Penggunaan Obat Kombinasi non-ACT Ada beberapa keadaan, dimana penggunaan obat kombinasi non-ACT ini boleh dilakukan: 1. Apabila pola resistensi masih rendah dan belum terjadi multiresistensi 2. Belum tersedianya obat golongan artemisinin. Contoh kombinasi obat non-ACT: a) Klorokuin + Sulfadoksin-Pirimetamin b) SP + Kina c) Klorokuin + Doksisiklin/Tetrasiklin d) SP + Doksisiklin/Tetrasiklin e) Kina + Doksisiklin/Tetrasiklin f) Kina + Klindamisin
Obat Anti Malaria untuk Pengobatan Malaria Berat Artesunate (1flacon = 60 mg artesunic acid0, dilarutkan dalam 1 ml 5% sodium bicarbonate(pelarutnya) untuk menjadi larutan sodium artesunate, kemudian dilarutkan dalam 5 ml 5% dextrose untuk siap diberikan intra- venous/intra-muscular Dosis 2,4 mg/kg BB pada hari pertama diberikan tiap 12 jam, kemudian dilanjutkan dosis 2,4 mg/kg BB pada hari ke 2-7/24 jam.
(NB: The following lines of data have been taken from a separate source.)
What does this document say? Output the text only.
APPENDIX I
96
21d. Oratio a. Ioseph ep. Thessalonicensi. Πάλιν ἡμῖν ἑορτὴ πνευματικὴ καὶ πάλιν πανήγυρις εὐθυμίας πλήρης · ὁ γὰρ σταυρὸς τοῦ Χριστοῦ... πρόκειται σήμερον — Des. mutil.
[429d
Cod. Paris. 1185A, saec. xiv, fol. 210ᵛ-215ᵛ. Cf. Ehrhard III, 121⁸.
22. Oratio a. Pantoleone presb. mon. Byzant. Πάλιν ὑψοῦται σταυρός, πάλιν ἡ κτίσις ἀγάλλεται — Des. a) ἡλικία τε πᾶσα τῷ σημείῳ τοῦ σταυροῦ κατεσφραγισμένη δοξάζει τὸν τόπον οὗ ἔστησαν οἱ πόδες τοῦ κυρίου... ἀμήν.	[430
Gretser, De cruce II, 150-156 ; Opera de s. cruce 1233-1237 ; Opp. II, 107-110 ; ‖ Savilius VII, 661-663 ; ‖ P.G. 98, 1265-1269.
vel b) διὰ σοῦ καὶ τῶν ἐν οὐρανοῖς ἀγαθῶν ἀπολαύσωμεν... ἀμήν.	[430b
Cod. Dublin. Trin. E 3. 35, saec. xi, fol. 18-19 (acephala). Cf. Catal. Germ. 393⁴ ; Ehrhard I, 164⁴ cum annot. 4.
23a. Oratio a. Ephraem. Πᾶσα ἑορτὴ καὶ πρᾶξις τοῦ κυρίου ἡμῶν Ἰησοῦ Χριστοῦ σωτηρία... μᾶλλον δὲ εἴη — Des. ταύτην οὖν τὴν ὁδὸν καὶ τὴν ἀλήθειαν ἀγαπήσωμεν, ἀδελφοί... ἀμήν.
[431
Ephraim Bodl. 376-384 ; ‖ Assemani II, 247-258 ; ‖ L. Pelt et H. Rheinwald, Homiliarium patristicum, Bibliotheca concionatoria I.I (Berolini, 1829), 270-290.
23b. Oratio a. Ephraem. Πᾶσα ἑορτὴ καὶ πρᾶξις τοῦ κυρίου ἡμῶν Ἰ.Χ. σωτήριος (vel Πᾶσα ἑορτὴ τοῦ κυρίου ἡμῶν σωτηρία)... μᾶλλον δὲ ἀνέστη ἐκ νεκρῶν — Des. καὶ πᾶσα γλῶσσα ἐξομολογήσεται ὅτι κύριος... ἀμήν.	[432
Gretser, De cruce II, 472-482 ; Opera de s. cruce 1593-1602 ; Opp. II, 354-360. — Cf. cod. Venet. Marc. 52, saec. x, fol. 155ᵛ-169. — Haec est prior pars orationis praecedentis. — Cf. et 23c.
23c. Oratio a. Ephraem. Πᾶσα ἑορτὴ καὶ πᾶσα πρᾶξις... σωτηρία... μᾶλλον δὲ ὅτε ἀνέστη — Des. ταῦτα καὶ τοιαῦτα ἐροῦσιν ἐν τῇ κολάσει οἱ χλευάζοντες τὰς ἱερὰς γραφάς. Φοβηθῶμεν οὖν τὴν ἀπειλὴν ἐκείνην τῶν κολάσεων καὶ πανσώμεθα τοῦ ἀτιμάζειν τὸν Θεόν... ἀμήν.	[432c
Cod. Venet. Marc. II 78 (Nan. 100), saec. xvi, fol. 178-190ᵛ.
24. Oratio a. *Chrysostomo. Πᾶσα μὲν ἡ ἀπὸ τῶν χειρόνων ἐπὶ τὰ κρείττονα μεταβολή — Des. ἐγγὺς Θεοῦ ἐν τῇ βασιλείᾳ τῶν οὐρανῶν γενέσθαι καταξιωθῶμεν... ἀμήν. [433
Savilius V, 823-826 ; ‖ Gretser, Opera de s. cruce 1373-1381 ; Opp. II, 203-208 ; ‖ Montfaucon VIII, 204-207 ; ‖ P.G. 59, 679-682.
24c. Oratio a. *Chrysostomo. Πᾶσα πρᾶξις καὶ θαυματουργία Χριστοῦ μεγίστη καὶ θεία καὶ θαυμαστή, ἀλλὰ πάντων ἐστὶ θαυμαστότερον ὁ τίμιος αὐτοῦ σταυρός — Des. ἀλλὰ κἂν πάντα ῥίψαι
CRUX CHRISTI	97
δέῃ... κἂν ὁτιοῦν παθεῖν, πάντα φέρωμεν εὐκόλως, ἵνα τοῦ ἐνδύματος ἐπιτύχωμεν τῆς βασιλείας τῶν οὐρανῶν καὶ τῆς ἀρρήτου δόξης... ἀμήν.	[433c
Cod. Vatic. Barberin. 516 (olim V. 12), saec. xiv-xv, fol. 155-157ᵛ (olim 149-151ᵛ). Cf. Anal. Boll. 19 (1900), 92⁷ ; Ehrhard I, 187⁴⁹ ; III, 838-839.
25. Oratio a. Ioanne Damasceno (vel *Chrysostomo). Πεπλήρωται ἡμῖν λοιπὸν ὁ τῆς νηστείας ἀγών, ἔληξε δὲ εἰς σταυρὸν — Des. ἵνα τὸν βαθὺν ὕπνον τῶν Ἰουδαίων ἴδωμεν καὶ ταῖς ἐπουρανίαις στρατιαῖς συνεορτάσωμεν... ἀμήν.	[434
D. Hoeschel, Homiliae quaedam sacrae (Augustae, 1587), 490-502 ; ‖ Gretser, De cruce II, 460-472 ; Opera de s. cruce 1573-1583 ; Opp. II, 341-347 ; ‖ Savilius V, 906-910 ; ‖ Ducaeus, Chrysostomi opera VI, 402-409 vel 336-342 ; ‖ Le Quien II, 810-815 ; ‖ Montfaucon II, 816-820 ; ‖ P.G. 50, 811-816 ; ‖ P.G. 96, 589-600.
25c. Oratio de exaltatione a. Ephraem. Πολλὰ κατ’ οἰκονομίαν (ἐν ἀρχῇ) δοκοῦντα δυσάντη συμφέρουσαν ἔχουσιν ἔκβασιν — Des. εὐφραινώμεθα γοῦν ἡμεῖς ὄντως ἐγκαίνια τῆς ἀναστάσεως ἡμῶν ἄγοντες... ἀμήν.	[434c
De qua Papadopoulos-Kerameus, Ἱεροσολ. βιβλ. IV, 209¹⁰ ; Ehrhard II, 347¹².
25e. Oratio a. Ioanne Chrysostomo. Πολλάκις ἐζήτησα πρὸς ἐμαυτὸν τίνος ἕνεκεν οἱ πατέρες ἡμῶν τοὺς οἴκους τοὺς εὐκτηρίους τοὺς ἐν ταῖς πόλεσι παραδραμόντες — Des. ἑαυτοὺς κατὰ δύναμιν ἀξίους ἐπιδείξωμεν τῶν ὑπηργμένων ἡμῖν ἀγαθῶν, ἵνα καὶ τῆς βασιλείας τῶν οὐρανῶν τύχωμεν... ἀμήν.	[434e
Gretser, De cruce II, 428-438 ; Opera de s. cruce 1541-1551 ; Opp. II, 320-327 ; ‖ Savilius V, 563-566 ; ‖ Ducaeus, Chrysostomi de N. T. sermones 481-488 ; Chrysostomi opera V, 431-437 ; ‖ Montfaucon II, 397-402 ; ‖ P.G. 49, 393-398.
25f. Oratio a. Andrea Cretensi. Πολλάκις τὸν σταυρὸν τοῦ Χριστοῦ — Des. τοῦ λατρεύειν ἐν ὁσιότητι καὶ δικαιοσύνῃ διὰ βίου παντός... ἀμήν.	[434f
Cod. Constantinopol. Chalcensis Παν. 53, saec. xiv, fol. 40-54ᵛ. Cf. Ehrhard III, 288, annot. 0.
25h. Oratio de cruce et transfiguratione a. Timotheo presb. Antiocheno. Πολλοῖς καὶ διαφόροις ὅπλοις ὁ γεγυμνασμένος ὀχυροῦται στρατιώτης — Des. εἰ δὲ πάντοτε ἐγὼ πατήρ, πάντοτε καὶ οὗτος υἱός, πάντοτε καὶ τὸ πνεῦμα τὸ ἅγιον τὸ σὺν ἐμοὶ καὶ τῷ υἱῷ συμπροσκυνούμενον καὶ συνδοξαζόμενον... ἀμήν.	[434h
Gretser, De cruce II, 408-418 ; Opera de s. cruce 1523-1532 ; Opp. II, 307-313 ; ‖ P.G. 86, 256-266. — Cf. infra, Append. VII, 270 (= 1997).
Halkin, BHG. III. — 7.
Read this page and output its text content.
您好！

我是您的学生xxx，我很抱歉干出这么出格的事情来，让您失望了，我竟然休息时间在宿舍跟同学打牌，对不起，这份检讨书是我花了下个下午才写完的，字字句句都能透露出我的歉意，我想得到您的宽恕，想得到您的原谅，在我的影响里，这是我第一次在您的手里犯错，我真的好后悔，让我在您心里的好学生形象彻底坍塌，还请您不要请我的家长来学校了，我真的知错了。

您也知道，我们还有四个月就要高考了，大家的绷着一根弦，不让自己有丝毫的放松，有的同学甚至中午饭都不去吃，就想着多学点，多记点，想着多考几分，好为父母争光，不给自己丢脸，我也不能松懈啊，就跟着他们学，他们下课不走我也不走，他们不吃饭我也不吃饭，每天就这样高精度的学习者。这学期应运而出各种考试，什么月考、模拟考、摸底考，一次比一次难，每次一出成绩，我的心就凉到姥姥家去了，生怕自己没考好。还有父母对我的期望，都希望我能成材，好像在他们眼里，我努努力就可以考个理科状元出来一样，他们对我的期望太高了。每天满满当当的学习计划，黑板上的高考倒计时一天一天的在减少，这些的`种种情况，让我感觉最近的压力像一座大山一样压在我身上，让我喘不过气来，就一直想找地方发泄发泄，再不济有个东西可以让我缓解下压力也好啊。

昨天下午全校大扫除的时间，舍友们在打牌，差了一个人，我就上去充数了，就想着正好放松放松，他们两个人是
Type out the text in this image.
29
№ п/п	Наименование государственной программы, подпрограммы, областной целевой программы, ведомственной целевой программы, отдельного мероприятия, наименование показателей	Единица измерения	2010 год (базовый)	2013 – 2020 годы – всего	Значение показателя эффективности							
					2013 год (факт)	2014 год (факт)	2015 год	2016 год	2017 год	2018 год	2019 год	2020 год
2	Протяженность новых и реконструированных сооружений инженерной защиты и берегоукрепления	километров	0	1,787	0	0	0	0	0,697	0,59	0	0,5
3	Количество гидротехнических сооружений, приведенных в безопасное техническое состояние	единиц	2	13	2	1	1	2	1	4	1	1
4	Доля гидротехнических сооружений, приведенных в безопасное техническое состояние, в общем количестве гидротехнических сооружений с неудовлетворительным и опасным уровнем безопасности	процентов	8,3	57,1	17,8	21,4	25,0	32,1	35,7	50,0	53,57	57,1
Tidak diperlukan penyesuaian/penurunan dosis pada gangguan fungsi ginjal/hati; tidak menyebabkan hipo-glikemia dan tidak menimbulkan aritmiahipotensi Artemeter (1 flacon = 80 mg) Dosis: 3,2 mg/kg BB i.m sebagai dosis loading dibagi 2 dosis 9tiap 12 jam) hari pertama, diikuti dengan 1,6 mg/kg BB/24 jam selama 4 hari. Karena pemberian intramuskuler absorpsinya sering tidak menentu. Tidak menimbulkan hipoglikemia. Kina HCL (1 Ampul = 220 mg) DOsis 10 mg/kg BB Kina HCL dalam 500cc cairan 5 % Dextrose (atau NaCl 0,9%) selama 6 jam-8 jam, selanjutnya diberikan dengan dosis yang sama diberikan tiap 6-8 jam. Tergantung status kebutuhan cairan 1500-2000cc. Dosis loading 20 mg/kg BB dipakai bila jelas tidam memakai kina 24 jamsebelumnya atau mefloquin, penderitanya tidak usia lanjut dan tidak ada Q-Tc memanjang pada rekaman EKG. Kina HCL dapat juga diberikan intra muskuler yang dalam pada paha. Kinidin Gluconate Dosis 10 mg/kg BB per infuse selama 2 jam dilanjutkan 0,02 mg/kg/menit sampai parasit < 1%, digantikan oral 3 x 600 mg sampai negative. Obat-obat Suppositoria pada Malaria Berat Artesunate (50 mg/ 100 mg/ 400 mg) Dosis 10mg/kg BB diberikan dosis tunggal 400mg pada orang dewasa. Artemisinin Dosis 10-40 mg/kg BB diberikan pada 0 jam, 4, 12, 24, 48, dan 72 jam. Dihidroartemisinin 40 mg, 80 mg Dosis dewasa 80 mg dan dilanjutkan 40 mg pada jam 24 dan 48.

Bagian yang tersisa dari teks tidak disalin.